Friday, February 24, 2006

Neanderthals Pushed Out Quickly

From Michael Hopkin at news:

Advances in the science of radiocarbon dating - a common, but oft-maligned palaeontological tool - have narrowed down the overlap between Europe's earliest modern humans and the Neanderthals that preceded them.

Previous estimates suggested that at least 7,000 years elapsed between H. sapiens arriving in eastern Europe more than 40,000 years ago, and the disappearance of the last known Neanderthals (H. neanderthalensis) from western France. But newly calculated dates shrink the overlap to 5,000 years.

Carbon dating is based on the rate of decay of radioactive carbon-14 atoms found in living matter such as bones. Because carbon-14 decays to a non-radioactive form over time, older samples give off less radiation.

But carbon-14's half-life is 5,730 years. So any sample older than about 30,000 years will have only 3% of its original carbon-14. For such samples, even tiny amounts of contamination can yield wildly inaccurate results.
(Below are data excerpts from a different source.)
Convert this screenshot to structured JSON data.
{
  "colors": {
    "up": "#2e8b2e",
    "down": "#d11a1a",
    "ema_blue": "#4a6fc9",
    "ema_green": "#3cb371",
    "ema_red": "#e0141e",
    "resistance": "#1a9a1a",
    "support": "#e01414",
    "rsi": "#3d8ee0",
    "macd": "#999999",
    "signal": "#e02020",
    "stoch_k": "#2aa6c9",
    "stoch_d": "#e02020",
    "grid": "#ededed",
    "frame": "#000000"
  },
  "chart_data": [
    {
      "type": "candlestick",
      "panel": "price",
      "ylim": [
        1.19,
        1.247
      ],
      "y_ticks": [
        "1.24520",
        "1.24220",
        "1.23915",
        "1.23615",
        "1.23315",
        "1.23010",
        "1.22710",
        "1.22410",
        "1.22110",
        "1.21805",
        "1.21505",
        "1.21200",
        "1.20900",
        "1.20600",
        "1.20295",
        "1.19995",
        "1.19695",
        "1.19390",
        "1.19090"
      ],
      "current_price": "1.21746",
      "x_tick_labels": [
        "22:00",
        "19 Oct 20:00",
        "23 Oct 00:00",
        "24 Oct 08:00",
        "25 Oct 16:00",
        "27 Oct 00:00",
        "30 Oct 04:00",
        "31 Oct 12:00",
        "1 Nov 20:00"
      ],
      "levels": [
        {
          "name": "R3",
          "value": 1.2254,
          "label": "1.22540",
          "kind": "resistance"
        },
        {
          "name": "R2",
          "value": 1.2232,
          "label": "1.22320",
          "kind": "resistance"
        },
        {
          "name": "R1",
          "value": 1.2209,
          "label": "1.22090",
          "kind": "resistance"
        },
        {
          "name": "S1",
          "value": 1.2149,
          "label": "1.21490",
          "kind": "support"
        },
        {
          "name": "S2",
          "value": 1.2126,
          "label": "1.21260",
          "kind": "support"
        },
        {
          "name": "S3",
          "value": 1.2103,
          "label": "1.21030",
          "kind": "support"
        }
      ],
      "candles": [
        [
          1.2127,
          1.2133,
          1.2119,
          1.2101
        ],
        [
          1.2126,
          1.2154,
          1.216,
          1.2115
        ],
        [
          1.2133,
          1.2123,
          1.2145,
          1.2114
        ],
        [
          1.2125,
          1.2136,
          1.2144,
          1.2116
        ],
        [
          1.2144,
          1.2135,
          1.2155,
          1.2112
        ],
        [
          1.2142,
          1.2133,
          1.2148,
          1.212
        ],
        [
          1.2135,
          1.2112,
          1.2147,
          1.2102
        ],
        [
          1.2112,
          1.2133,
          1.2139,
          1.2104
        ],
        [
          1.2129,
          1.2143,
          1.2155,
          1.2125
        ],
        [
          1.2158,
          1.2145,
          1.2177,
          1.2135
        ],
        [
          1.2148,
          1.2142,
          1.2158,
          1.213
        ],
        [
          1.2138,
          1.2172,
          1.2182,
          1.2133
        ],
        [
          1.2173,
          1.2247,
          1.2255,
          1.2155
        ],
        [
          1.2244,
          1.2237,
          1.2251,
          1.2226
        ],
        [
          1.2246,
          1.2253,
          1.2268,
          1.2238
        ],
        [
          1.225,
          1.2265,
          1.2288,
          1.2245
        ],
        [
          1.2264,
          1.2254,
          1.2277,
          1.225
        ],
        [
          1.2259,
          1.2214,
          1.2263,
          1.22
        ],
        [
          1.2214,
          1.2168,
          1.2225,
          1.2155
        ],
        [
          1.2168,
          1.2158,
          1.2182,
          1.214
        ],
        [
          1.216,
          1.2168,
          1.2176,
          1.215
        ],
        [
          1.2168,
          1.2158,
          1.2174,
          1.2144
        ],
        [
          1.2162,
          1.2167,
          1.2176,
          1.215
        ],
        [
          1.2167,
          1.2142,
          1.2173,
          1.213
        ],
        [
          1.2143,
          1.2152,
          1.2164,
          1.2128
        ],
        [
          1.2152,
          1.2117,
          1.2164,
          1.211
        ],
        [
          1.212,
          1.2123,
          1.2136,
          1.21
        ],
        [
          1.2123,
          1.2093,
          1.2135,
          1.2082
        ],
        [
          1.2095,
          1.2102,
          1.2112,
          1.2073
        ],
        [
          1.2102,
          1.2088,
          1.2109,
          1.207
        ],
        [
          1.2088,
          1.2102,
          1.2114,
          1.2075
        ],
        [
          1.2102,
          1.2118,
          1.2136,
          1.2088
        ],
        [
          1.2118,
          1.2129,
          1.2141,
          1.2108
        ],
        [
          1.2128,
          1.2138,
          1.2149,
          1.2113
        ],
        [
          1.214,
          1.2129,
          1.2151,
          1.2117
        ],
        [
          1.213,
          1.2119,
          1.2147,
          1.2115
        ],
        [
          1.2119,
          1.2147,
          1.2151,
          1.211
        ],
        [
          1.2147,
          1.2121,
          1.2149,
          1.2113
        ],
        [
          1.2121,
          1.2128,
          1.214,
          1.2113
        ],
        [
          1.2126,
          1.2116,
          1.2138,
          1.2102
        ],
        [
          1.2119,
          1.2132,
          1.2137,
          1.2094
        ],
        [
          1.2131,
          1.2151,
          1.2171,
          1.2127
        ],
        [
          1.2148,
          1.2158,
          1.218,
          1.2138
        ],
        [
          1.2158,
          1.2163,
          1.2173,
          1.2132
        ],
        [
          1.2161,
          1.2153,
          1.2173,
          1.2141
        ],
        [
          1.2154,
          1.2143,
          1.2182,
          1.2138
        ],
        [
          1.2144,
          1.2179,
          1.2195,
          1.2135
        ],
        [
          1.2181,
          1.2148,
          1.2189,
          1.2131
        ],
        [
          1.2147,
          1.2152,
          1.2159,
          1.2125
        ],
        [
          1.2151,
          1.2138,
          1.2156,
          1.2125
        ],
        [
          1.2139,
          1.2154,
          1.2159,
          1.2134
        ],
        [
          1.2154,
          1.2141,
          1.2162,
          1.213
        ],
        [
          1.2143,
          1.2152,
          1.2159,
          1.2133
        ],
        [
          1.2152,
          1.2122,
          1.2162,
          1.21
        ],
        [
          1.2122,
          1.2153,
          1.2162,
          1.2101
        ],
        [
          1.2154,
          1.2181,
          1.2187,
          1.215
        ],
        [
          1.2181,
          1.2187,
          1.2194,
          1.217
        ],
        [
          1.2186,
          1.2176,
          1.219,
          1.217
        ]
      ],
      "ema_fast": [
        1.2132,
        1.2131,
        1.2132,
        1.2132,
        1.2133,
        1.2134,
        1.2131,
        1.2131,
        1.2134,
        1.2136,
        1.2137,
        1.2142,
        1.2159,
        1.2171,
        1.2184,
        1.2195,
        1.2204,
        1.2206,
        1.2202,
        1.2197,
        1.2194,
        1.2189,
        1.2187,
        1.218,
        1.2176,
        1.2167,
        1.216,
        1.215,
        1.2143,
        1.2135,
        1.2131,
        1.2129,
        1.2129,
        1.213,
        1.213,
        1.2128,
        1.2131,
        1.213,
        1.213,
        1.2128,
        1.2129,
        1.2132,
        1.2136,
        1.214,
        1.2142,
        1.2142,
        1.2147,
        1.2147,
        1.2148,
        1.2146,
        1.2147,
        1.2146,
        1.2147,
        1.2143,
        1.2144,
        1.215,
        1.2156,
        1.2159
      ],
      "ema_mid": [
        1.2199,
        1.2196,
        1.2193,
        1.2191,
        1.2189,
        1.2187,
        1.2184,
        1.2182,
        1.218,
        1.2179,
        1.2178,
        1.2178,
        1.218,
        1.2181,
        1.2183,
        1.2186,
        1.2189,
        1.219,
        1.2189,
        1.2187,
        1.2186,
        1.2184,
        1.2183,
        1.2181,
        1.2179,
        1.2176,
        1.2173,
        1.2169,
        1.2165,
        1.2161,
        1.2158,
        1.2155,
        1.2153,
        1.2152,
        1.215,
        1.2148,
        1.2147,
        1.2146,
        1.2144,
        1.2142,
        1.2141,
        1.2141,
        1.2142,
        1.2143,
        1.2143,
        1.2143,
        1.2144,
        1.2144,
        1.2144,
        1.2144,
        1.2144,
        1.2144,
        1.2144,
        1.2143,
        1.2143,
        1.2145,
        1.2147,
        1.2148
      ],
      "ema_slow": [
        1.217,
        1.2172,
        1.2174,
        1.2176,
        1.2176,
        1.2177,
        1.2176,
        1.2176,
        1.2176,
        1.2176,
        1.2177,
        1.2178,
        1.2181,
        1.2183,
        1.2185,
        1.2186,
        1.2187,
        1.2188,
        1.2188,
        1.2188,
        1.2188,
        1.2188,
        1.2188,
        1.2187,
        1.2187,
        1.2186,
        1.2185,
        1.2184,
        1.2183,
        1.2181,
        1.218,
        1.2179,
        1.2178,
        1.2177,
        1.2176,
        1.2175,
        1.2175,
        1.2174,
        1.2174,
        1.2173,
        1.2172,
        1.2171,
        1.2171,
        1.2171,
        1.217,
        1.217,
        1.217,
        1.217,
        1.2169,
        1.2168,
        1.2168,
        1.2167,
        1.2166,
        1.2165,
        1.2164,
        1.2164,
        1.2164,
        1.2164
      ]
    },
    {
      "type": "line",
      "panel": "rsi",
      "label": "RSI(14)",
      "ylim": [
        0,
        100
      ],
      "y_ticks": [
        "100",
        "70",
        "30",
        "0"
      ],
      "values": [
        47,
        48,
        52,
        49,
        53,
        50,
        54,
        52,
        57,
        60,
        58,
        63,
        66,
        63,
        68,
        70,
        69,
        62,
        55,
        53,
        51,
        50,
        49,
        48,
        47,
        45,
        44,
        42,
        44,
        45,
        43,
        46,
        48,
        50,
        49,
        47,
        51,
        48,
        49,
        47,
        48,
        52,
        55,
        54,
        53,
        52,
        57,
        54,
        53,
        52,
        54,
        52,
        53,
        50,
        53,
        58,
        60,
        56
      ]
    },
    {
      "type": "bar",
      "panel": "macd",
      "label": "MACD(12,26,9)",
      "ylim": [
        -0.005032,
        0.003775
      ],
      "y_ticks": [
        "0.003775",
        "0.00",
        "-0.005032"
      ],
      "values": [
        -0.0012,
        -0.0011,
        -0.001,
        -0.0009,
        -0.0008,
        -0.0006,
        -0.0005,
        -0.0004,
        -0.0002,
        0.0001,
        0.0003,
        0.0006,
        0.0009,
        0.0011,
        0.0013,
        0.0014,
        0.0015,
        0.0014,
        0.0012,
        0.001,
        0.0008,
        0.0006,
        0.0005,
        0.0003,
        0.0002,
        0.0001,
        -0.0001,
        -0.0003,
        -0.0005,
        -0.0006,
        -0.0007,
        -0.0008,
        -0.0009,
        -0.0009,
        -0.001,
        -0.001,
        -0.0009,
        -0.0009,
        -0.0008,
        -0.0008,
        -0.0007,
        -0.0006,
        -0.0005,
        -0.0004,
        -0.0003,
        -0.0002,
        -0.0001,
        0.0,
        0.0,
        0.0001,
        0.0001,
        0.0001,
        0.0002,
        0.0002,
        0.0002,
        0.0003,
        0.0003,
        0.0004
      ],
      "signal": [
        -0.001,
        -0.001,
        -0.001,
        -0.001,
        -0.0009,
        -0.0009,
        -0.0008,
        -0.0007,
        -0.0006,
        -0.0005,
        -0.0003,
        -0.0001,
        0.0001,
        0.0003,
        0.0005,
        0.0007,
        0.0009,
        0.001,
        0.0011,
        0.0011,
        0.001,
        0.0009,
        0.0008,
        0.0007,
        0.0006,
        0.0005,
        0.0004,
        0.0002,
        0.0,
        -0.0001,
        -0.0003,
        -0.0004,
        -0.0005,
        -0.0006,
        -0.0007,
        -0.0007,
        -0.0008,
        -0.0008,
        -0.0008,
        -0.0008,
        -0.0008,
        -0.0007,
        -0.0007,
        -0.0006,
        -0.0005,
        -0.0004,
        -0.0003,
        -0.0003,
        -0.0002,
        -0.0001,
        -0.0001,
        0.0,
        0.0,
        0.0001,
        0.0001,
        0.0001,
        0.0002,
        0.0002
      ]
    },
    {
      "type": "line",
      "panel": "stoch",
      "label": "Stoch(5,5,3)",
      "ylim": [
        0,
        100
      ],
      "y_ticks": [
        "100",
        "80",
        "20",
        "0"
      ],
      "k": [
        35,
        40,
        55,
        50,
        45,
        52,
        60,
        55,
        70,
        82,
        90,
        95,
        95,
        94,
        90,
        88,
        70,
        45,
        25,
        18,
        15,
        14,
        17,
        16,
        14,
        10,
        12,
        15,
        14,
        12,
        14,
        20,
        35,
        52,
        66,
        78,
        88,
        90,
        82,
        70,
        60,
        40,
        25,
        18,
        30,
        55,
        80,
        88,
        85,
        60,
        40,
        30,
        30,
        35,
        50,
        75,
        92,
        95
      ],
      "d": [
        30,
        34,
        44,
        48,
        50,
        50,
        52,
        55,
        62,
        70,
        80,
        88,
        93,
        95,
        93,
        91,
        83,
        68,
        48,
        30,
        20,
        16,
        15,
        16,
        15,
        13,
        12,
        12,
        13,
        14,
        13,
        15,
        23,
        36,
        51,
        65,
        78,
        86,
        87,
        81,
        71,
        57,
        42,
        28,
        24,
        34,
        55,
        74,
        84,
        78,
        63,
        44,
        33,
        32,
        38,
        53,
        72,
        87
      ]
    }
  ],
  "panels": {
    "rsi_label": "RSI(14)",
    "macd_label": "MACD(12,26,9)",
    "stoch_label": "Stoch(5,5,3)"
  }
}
Two key advances have put carbon dating back on the map. By 'ultrafiltering' bone samples to get rid of smaller molecules and retain only the larger ones, researchers can prepare far purer samples. And recent analysis of sea sediments from the Cariaco Basin near Venezuela have provided the most accurate record yet of how environmental carbon-14 levels have fluctuated, allowing the technique to be calibrated back to around 50,000 years.

All this means that modern humans' displacement of the Neanderthals was probably swifter than previously thought. Previous dating had suggested that H. sapiens arrived in Europe 43,000 years ago, and covered the continent by 36,000 years ago. But the refined figures are 46,000 and 41,000 years, says Mellars - just 5,000 years to colonize an entire continent.

He suspects that our bulky cousins, despite being well adapted to cold, were killed off by a "double whammy" of competition with humans and a climatic cold snap that occurred at around the same time. "I would be surprised if the two species coexisted in any one place for more than around 1,000 years," Mellars says.